Environment – Nurturing nature

As the year end approaches many of us look back over the past 12 months and recall the events which characterised the year. It’s been another eventful one for Shakespear Regional Park. 

Weather-wise we had cyclone Gabrielle and the floods. Together they scoured the vegetation, stripping leaves from the trees, flooding the lower parts of the park and washing away part of the sand dunes at Te Haruhi Bay. There were some adverse impacts on the plants and animals, but most are now well on the road to recovery. 

Sadly, the late October storms once again caused erosion of the Te Haruhi dunes and several dotterel/tūturiwhatu nests were lost. But dunes are a very dynamic landform and it’s quite likely that new sand will be deposited, and the dunes will slowly rebuild. Dotterels are also resilient, and some new nests were underway only about a week after the losses.

It appears that the stoats are no longer present inside the predator fence which should mean better survival and more offspring from our nesting birds. Saddleback/tīeke had been knocked back by the stoats, but they seem to be recovering quite well. Unfortunately for visitors, most of the current population is living in the defence land but, if you listen carefully, you can still hear their noisy chatter, especially in the gully running along the fence from the vehicle entrance gate down to Okoromai. 

Robins/toutouwai have had a good year and there have been more nesting pairs this season than previously recorded. The cryptic fernbirds/mātātā can also be heard widely around the park. Listen for their ‘chink-chink’ calls which sound like two stones being tapped together. A pair is nesting just inside the Waterfall Gully entrance.
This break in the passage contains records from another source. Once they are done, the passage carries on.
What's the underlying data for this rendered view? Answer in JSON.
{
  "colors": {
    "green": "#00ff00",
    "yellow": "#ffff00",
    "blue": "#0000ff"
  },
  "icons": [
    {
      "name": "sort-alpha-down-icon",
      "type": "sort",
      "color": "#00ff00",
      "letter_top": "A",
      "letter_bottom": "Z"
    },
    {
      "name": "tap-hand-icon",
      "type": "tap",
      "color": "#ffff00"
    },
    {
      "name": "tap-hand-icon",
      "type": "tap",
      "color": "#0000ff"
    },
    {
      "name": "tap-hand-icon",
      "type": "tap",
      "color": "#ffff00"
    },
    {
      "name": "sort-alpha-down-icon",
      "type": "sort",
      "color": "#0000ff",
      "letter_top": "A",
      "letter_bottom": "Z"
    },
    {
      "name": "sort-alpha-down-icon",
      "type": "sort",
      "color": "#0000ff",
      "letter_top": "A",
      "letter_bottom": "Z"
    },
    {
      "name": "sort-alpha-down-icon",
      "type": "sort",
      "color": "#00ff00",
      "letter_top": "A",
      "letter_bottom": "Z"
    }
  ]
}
The weather wasn’t kind during this year’s planting days, but many visitors still pitched in to struggle through the mud and get the trees into the ground. Thanks are due to the volunteers who work all year to get thousands of plants ready for the days. The planting programme is perhaps the most important element in restoring the park’s biodiversity. It takes decades to grow a new forest, but the effort is surely worth it.

Another major milestone has just been reached with the opening of the new workshops after six years in temporary accommodation (HM November 13).

Ngāti Manuhiri gifted us a name for the building, Hau Taiao, ‘the breath of the environment’. This reflects the role the building plays to sustain our ranger and volunteer team, to nurture the whenua/land and the taonga/treasures it supports, as well as the visitors we host.

That seems an appropriate thought to take with us into the coming year.